Luego de unos minutos, ya más tranquilo, me desgranó el cuento: resulta que cuando se enteraron de las riquezas que escondía la Sierra de la Virgen, los chiriquikes, que así les dicen a los habitantes de Bobadillas, y no me pregunte por qué, porque la mera verdad no tengo idea, se aprontaron en El Leñoso para exigir la mitad de las ganancias del negocio del oro, dizque porque la mitad del cerro era de ellos. Hágame usted el favor, señor Avila, exclamaba otra vez exaltado, mientras señalaba hacia el pueblito ese de Bobadillas; voy de acuerdo que reclamaran algo, pues la riqueza llegó inesperada, para todos, pero en El Leñoso tuvimos que lidiar también con todas las desgracias que trajo consigo; de esas no se llevaron ninguna. Pero bueno, lo caido, caido, se consolaba el cacique cuando ya le pasó el berrinche. Fue la primera vez que lo vi perder la compostura.
Nos sentamos en los incómodos bancos de La Campana y otra vez dueño de su corrección y de su jovialidad, el Jerarca me fue detallando el asunto: cuando vino la comisión de los chiriquikes a solicitar su parte, la mitad de todo, la Mesa de Notables accedió a darles el diez por ciento, en virtud de que Bodadillas está muy lejos de las minas, a diferencia de El Leñoso, que queda a sólo los 5 kilómetros de una legua y que por ley nos correspondía la totalidad, pero como una muestra de buena voluntad les ofrecían eso. De entrada aceptaron el trato y pusieron una sola condición: que la Sierra de la Virgen se dividiera en dos partes, a todo su largo, para que en futuras ocasiones no hubieran estos pleitos de propiedad. Los notables de mi pueblo, perplejos ante soberana locura, y a lo mejor contagiados de la misma, aceptaron la cláusula y fijaron los términos del acuerdo, me ilustraba Espirigota, muy emocionado. Enseguida bajó su voz al tono de las confesiones y me secreteó: cuando los de Bobadillas propusieron su tarugada, los nuestros pidieron una pausa y se reunieron en petit comité para debatirla. Pensaron que al aceptar el diez por ciento, los chiriquikes estaban demostrando que lo suyo era sólo un capricho temporal y que además la minería nunca les había interesado, pues con sus talleres de alfarería y con sus cosechas, les iba muy bien. Así que accedieron creyendo que los vecinos latosos se contentarían con cobrar su parte y que pronto olvidarían su mitad de cerro.

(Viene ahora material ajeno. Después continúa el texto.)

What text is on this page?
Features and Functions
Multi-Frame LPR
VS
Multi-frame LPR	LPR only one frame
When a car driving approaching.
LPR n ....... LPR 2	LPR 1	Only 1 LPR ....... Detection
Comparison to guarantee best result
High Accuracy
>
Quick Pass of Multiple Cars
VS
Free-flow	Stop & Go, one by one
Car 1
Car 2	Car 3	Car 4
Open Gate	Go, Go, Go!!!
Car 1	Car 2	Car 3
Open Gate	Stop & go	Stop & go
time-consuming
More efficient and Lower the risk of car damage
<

Los delegados de Bobadillas y los de El Leñoso estuvieron reunidos algunos días deliberando la mejor forma de partir en dos a la cordillera y resolvieron que lo mejor era construir una serie de mojoneras en sus puntos más elevados, cada cien metros, y luego trazar una linea imaginaria, recta perfecta, entre ellas. Y lo que resulte de cada lado será para cada pueblo, y todos quedaron muy conformes con el plan, continuaba el relato del alcalde, a quien todavía le quedaba espacio para la broma: ni el Rey Salomón lo podría haber hecho mejor, se ufanó. Y me señaló hacia las cumbres que teníamos enfrente para que viera las mojoneras, que efectivamente se podían ver, con su pintura blanca muy desgastada, en los picos sucesivos de enfrente. No me atreví a indagar cómo pudieron construirlas en sitios tan abruptos. Por su parte mi anfitrión me preguntó que si no me parecía una locura y yo le contesté que quién sabe; fue lo más neutral que se me ocurrió decir.

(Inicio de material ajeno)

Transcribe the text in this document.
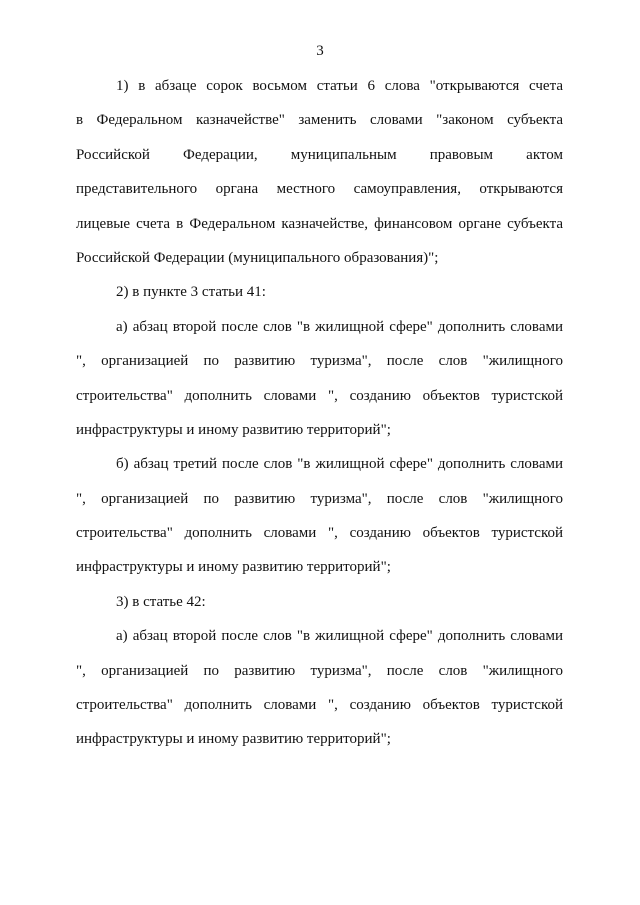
3
1) в абзаце сорок восьмом статьи 6 слова "открываются счета
в Федеральном казначействе" заменить словами "законом субъекта
Российской Федерации, муниципальным правовым актом
представительного органа местного самоуправления, открываются
лицевые счета в Федеральном казначействе, финансовом органе субъекта
Российской Федерации (муниципального образования)";
2) в пункте 3 статьи 41:
а) абзац второй после слов "в жилищной сфере" дополнить словами
", организацией по развитию туризма", после слов "жилищного
строительства" дополнить словами ", созданию объектов туристской
инфраструктуры и иному развитию территорий";
б) абзац третий после слов "в жилищной сфере" дополнить словами
", организацией по развитию туризма", после слов "жилищного
строительства" дополнить словами ", созданию объектов туристской
инфраструктуры и иному развитию территорий";
3) в статье 42:
а) абзац второй после слов "в жилищной сфере" дополнить словами
", организацией по развитию туризма", после слов "жилищного
строительства" дополнить словами ", созданию объектов туристской
инфраструктуры и иному развитию территорий";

Quise aprovechar este rato de tranquilidad, sentados en este formidable mirador, para intentar que Don Salmón me esclareciera, al menos, las interrogantes surgidas de esta charla, porque las anteriores, que ya van siendo muchas, las traigo aquí muy guardadas esperando el momento oportuno de sacarlas. Le pedí que me explicara lo de la guerra con los chiriquikes, pues el conflicto de propiedad, aunque aparentemente delicado, no tenía tintes bélicos; de paso le mencioné mi confusión respecto a la tenencia de las tierras en esta región y de la forma de gobierno, tan singular, le dije, de El Leñoso. Condescendiente, el alcalde me miró un ratito y soltó: ah qué Don Aurelio, me recuerda mucho a mi hijo Lalo el abogado, que trabaja en un despacho muy importante allá, en la Capital. También es muy curioso, como usted. Continuó diciendo que, respecto al asunto con Bobadillas, claro que tuvimos una guerra, con balazos y todo, originada por la dichosa división de la montaña, pero el detonante fue un malentendido con Ricardo el descalzo y cuando conozca más su historia ira entendiendo todo; ojalá que está noche Don Ramiro el asmático pueda seguir contando su leyenda. Y en lo tocante al manejo de las tierras y la cosa política por acá, pues sí son muy singulares, pero qué le parece si por la noche, luego de la fogata, se lo cuento, me propuso, para concluir el tema.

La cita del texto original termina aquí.